Yukarıdaki açıklamalar ışığı altında somut olay değerlendirildiğinde, 30.04.2012 günlü tensip tutanağında davacıya meşruhatlı davetiye tebliğine yönelik verilen ara karar gereğinin yerine getirilmemesinin 6100 sayılı Kanun"un yargılama için koyduğu ilkelere ve 7201 sayılı Tebligat Kanunu hükümlerine de aykırılık teşkil ettiği, bildirimin yasal mevzuat kapsamında yöntemince yapılmadığı ve geçersiz olduğu, davacı tarafa hukuki dinlenilme hakkı tanınmadığı anlaşılmaktadır.
Davanın taraflarının, usul hukuku hükümlerine aykırı olarak açıklama ve ispat hakkını kullanmalarının kısıtlanması, iddia ve savunma hakkının kısıtlanması sonucunu doğurur.
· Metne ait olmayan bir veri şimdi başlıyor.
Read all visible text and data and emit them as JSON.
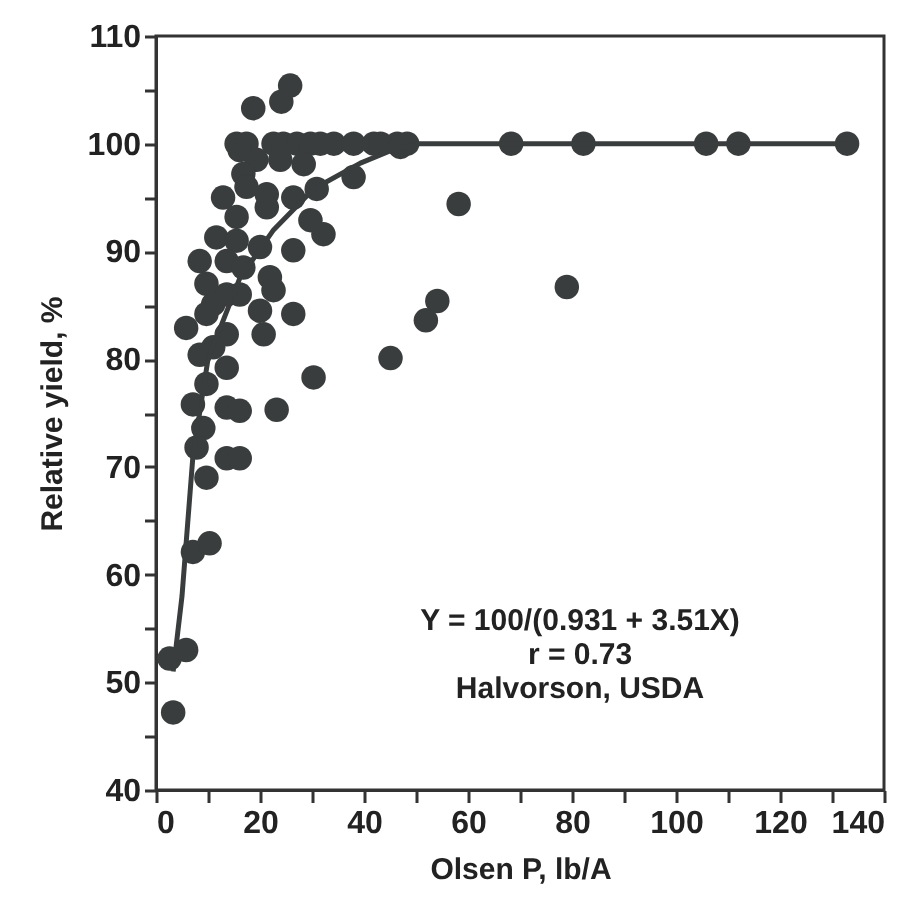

Davacı vekilinin bu yöne ilişkin temyiz itirazının kabulü ile kamu düzeni ile ilgili olan Anayasa’nın 36. maddesinde de açıklanan iddia hakkı ile 6100 sayılı Kanun"un 27. maddesinde belirtilen hukuki dinlenilme hakkını kullanabilmesi için ara kararının tarafına bildirilmesi, duruşma gün ve saatini gösterir davetiyenin Tebligat Kanunu ve ilgili Tüzük hükümlerine uygun şekilde tebliğ edilmesi yönlerinin gözardı edilerek, dava takip edilmediğinden ve davacının davayı yenileme yükümlülüğünü yerine getirmediğinden bahisle davanın açılmamış sayılmasına karar verilmesi hatalı olup bozmayı gerektirmiştir.
SONUÇ: Temyiz olunan kararın yukarıda yazılı sebepten BOZULMASINA, peşin alınan temyiz harcının istek halinde ilgiliye iadesine 04.02.2013 gününde oybirliğiyle karar verildi.